Anyway, let me know what you think and I'd be willing to start messing around with it. :+1:
xref: https://github.com/dask/fastparquet/pull/488
I think that in general this is a good idea in general. To geta good response here, it would need to show that
- all the tests can pass, including with the framing format (i.e., files)
- that the performance is equivalent to current or better
- that indeed the install size is not large and the build process simple. Note that many will be installing using conda, where the size of the compiled binary snappy is <100kb ( https://anaconda.org/conda-forge/snappy/files )
- that you can build on all platforms
Seems reasonable.
I see in snappy_formats.py it has hadoop_snappy and framed references as available formats. In my light reading from the snappy framing format, I can't find anything that speaks to a hadoop specification.
To my understanding, there is the raw, used for streaming, and the framed (entire in-memory streams like you mentioned) formats of snappy. Can I assume the hadoop format reference is a reference to the raw format? Those are the only two formats in the Rust implementation. If this isn't the case, then I guess there is no point in starting.
Also, could you specify what is considered a "large" install size, is ~1MB too big?

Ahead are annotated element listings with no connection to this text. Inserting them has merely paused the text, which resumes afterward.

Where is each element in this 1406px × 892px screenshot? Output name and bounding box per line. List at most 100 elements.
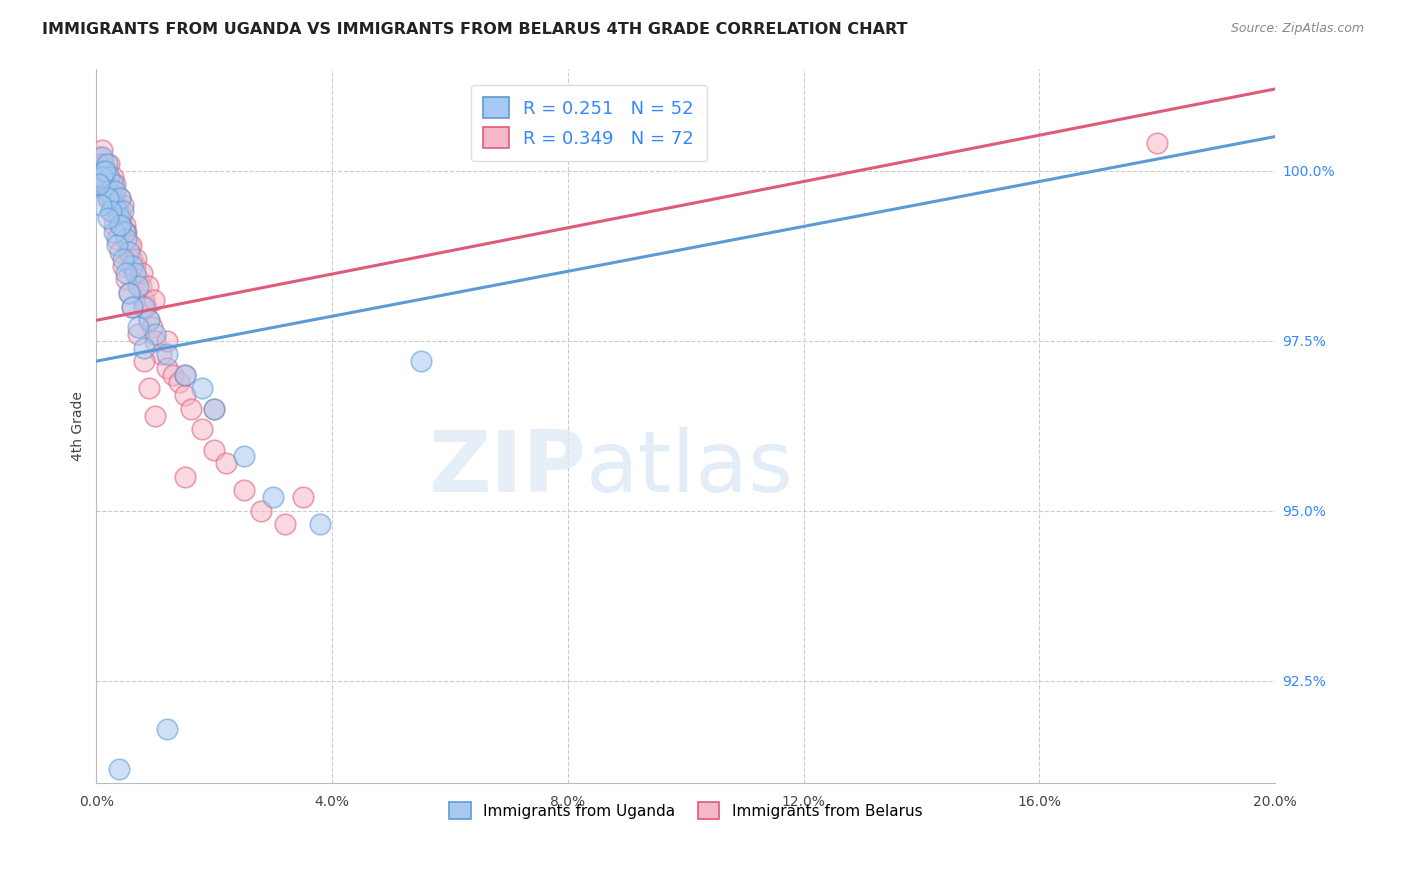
Point bbox=[291, 490, 314, 504]
Point bbox=[91, 143, 114, 157]
Point bbox=[132, 341, 155, 355]
Point bbox=[94, 178, 117, 192]
Point bbox=[118, 245, 141, 260]
Point bbox=[105, 197, 128, 211]
Point bbox=[143, 409, 166, 423]
Point bbox=[97, 211, 120, 226]
Point bbox=[90, 170, 112, 185]
Point bbox=[108, 191, 131, 205]
Point bbox=[90, 170, 112, 185]
Point bbox=[97, 184, 120, 198]
Point bbox=[108, 218, 131, 232]
Point bbox=[156, 360, 179, 375]
Point bbox=[96, 184, 118, 198]
Point bbox=[96, 157, 118, 171]
Point bbox=[191, 381, 214, 395]
Point bbox=[232, 450, 254, 464]
Point bbox=[127, 320, 149, 334]
Point bbox=[124, 266, 146, 280]
Y-axis label: 4th Grade: 4th Grade bbox=[72, 391, 86, 460]
Point bbox=[89, 178, 111, 192]
Point bbox=[103, 225, 125, 239]
Point bbox=[180, 401, 202, 416]
Point bbox=[127, 279, 149, 293]
Point bbox=[167, 375, 190, 389]
Point bbox=[114, 232, 136, 246]
Point bbox=[173, 368, 195, 382]
Point bbox=[132, 293, 155, 307]
Point bbox=[97, 191, 120, 205]
Point bbox=[98, 157, 121, 171]
Point bbox=[101, 170, 124, 185]
Point bbox=[150, 347, 173, 361]
Point bbox=[121, 300, 143, 314]
Point bbox=[162, 368, 184, 382]
Point bbox=[136, 279, 159, 293]
Point bbox=[138, 313, 160, 327]
Point bbox=[104, 184, 127, 198]
Point bbox=[309, 517, 332, 532]
Point bbox=[90, 163, 112, 178]
Point bbox=[100, 204, 122, 219]
Point bbox=[118, 238, 141, 252]
Point bbox=[97, 191, 120, 205]
Point bbox=[1146, 136, 1168, 151]
Point bbox=[101, 178, 124, 192]
Point bbox=[97, 178, 120, 192]
Point bbox=[110, 211, 132, 226]
Point bbox=[131, 266, 153, 280]
Point bbox=[143, 326, 166, 341]
Point bbox=[143, 334, 166, 348]
Point bbox=[121, 252, 143, 266]
Text: atlas: atlas bbox=[585, 427, 793, 510]
Point bbox=[114, 266, 136, 280]
Point bbox=[89, 157, 111, 171]
Point bbox=[98, 170, 121, 185]
Point bbox=[127, 326, 149, 341]
Point bbox=[107, 204, 129, 219]
Point bbox=[90, 197, 112, 211]
Point bbox=[135, 300, 157, 314]
Point bbox=[143, 293, 166, 307]
Point bbox=[173, 368, 195, 382]
Point bbox=[111, 259, 134, 273]
Point bbox=[107, 211, 129, 226]
Point bbox=[103, 218, 125, 232]
Point bbox=[114, 218, 136, 232]
Point bbox=[120, 238, 142, 252]
Point bbox=[173, 470, 195, 484]
Point bbox=[232, 483, 254, 498]
Point bbox=[107, 211, 129, 226]
Point bbox=[156, 722, 179, 736]
Point bbox=[103, 191, 125, 205]
Point bbox=[202, 442, 225, 457]
Point bbox=[89, 150, 111, 164]
Point bbox=[104, 178, 127, 192]
Point bbox=[100, 184, 122, 198]
Text: Source: ZipAtlas.com: Source: ZipAtlas.com bbox=[1230, 22, 1364, 36]
Point bbox=[191, 422, 214, 436]
Point bbox=[132, 300, 155, 314]
Point bbox=[156, 334, 179, 348]
Point bbox=[111, 252, 134, 266]
Point bbox=[101, 197, 124, 211]
Point bbox=[118, 286, 141, 301]
Point bbox=[215, 456, 238, 470]
Point bbox=[103, 197, 125, 211]
Point bbox=[121, 300, 143, 314]
Point bbox=[138, 313, 160, 327]
Point bbox=[141, 320, 163, 334]
Point bbox=[409, 354, 432, 368]
Point bbox=[105, 232, 128, 246]
Point bbox=[125, 252, 148, 266]
Point bbox=[114, 272, 136, 286]
Legend: Immigrants from Uganda, Immigrants from Belarus: Immigrants from Uganda, Immigrants from … bbox=[443, 796, 928, 825]
Point bbox=[118, 286, 141, 301]
Point bbox=[94, 178, 117, 192]
Point bbox=[100, 204, 122, 219]
Point bbox=[262, 490, 284, 504]
Point bbox=[91, 163, 114, 178]
Point bbox=[124, 259, 146, 273]
Point bbox=[96, 163, 118, 178]
Point bbox=[129, 279, 152, 293]
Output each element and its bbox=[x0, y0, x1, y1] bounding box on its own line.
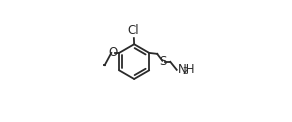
Text: 2: 2 bbox=[183, 67, 188, 76]
Text: Cl: Cl bbox=[128, 24, 139, 37]
Text: S: S bbox=[160, 55, 167, 68]
Text: NH: NH bbox=[178, 63, 195, 76]
Text: O: O bbox=[108, 46, 118, 59]
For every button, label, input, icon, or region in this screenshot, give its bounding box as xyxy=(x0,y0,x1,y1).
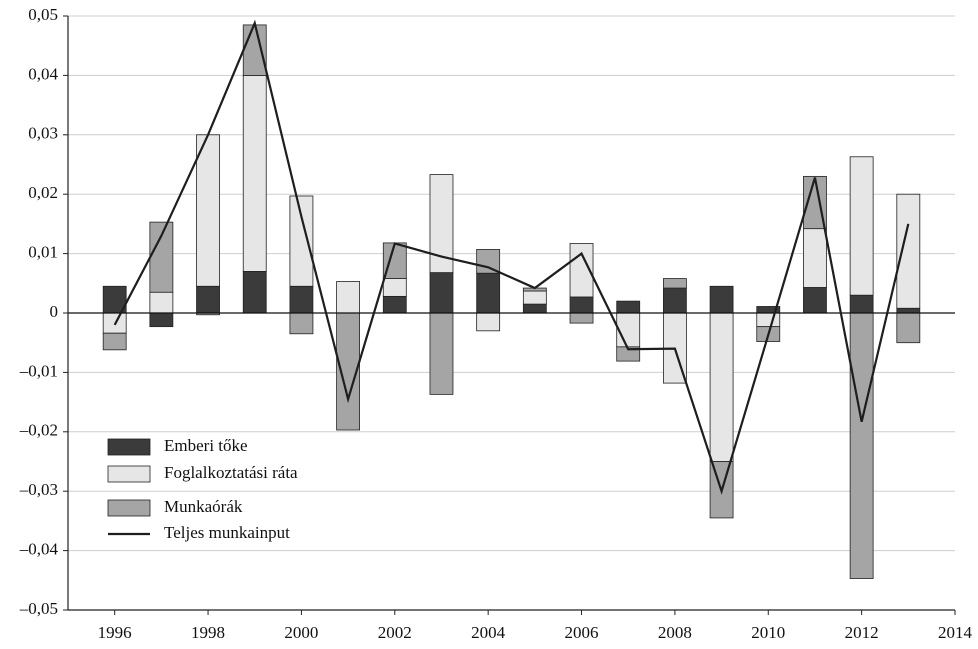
bar-segment xyxy=(849,312,874,579)
bar-segment xyxy=(756,312,781,328)
y-tick-label: 0,02 xyxy=(28,183,58,202)
x-tick-label: 2000 xyxy=(284,623,318,642)
bar-segment xyxy=(522,303,547,314)
bar-segment xyxy=(616,300,641,314)
bar-segment xyxy=(476,249,501,274)
y-tick-label: 0,05 xyxy=(28,5,58,24)
bar-segment xyxy=(242,75,267,272)
y-tick-label: –0,03 xyxy=(19,480,58,499)
bar-segment xyxy=(429,312,454,395)
bar-segment xyxy=(289,285,314,314)
y-tick-label: –0,04 xyxy=(19,540,59,559)
y-tick-label: 0,03 xyxy=(28,124,58,143)
x-tick-label: 2012 xyxy=(845,623,879,642)
legend-label: Emberi tőke xyxy=(164,436,248,455)
bar-segment xyxy=(662,287,687,314)
bar-segment xyxy=(896,307,921,314)
bar-segment xyxy=(149,291,174,314)
bar-segment xyxy=(476,312,501,332)
y-tick-label: –0,01 xyxy=(19,361,58,380)
bar-segment xyxy=(849,156,874,296)
series-line xyxy=(113,19,910,495)
bar-segment xyxy=(149,221,174,293)
legend-label: Munkaórák xyxy=(164,497,243,516)
legend-label: Foglalkoztatási ráta xyxy=(164,463,298,482)
bar-segment xyxy=(289,312,314,335)
bar-segment xyxy=(196,285,220,314)
bar-segment xyxy=(476,272,501,314)
legend-swatch xyxy=(107,438,151,456)
bar-segment xyxy=(662,278,687,289)
bar-segment xyxy=(382,295,407,314)
bar-segment xyxy=(803,287,827,314)
x-tick-label: 2006 xyxy=(565,623,599,642)
bar-segment xyxy=(803,228,827,288)
y-tick-label: –0,02 xyxy=(19,421,58,440)
y-tick-label: –0,05 xyxy=(19,599,58,618)
x-tick-label: 2010 xyxy=(751,623,785,642)
bar-segment xyxy=(896,193,921,309)
x-tick-label: 1996 xyxy=(98,623,132,642)
x-tick-label: 2014 xyxy=(938,623,973,642)
bar-segment xyxy=(429,272,454,314)
x-tick-label: 2008 xyxy=(658,623,692,642)
bar-segment xyxy=(709,312,734,462)
bar-segment xyxy=(336,281,361,314)
bar-segment xyxy=(289,195,314,287)
bar-segment xyxy=(616,312,641,348)
bar-segment xyxy=(149,312,174,328)
bar-segment xyxy=(102,332,127,351)
bar-segment xyxy=(242,24,267,76)
y-tick-label: 0,04 xyxy=(28,64,58,83)
bar-segment xyxy=(896,312,921,344)
bar-segment xyxy=(569,296,594,314)
x-tick-label: 2002 xyxy=(378,623,412,642)
x-tick-label: 2004 xyxy=(471,623,506,642)
y-tick-label: 0,01 xyxy=(28,243,58,262)
bar-segment xyxy=(242,271,267,314)
bar-segment xyxy=(709,285,734,314)
legend-swatch xyxy=(107,499,151,517)
bar-segment xyxy=(803,175,827,230)
bar-segment xyxy=(522,290,547,305)
y-tick-label: 0 xyxy=(50,302,59,321)
legend-swatch xyxy=(107,465,151,483)
x-tick-label: 1998 xyxy=(191,623,225,642)
bar-segment xyxy=(849,294,874,314)
bar-segment xyxy=(382,278,407,297)
bar-segment xyxy=(429,174,454,274)
bar-segment xyxy=(569,312,594,324)
bar-segment xyxy=(196,134,220,287)
legend-label: Teljes munkainput xyxy=(164,523,290,542)
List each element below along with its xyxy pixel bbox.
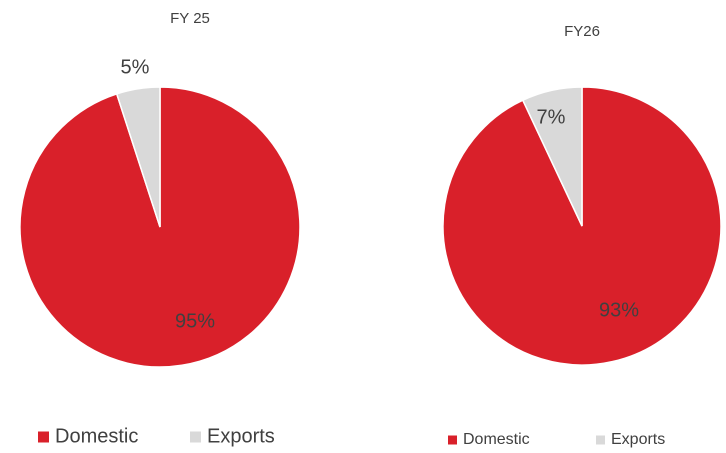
legend-label: Domestic: [55, 425, 138, 447]
legend-swatch: [448, 435, 457, 445]
data-label: 7%: [537, 106, 566, 128]
legend-label: Exports: [611, 431, 665, 448]
pie-slice: [115, 86, 161, 228]
legend-swatch: [190, 431, 201, 443]
legend-swatch: [596, 435, 605, 445]
pie-slice: [521, 86, 583, 227]
legend-label: Domestic: [463, 431, 530, 448]
chart-title: FY26: [564, 23, 600, 40]
legend-swatch: [38, 431, 49, 443]
data-label: 5%: [121, 56, 150, 78]
legend-label: Exports: [207, 425, 275, 447]
chart-title: FY 25: [170, 10, 210, 27]
data-label: 95%: [175, 310, 215, 332]
data-label: 93%: [599, 299, 639, 321]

Even though I may be a maintainer here, I don't actually follow the snappy specs... So long as the existing de/compresss functions and their stream counterparts srtill product identical output, I would be happy!
Hi there, working from home has left me with less time than expected.
I've added a new commit to cramjam which supports framed and raw use of snappy compression. So if I make a new release I can confirm that it will match what python-snappy currently does for its use of compress and stream_compress.
>>> import io
>>> import snappy
>>> import cramjam
>>> data = b'hi, hello there'
>>> raw = io.BytesIO(data)
>>> output = io.BytesIO()
>>> snappy.stream_compress(raw, output)
>>> output.seek(0)
0
>>> output.read()
b'\xff\x06\x00\x00sNaPpY\x01\x13\x00\x00\x82\x8f\x01\xb8hi, hello there'
>>> cramjam.snappy_compress(data)
b'\xff\x06\x00\x00sNaPpY\x01\x13\x00\x00\x82\x8f\x01\xb8hi, hello there'
>>> snappy.compress(data)
b'\x0f8hi, hello there'
>>> cramjam.snappy_compress_raw(data)
b'\x0f8hi, hello there'
>>>
One of my concerns with making a PR to python-snappy is it will remove a lot of existing code and there are some bits in here, like https://github.com/andrix/python-snappy/blob/602e9c10d743f71bef0bac5e4c4dffa17340d7b3/snappy/snappy.py#L67 which, to be honest, I don't know what it does :sweat_smile: or how to maintain the existing UncompressError API / situations in which it should be raised.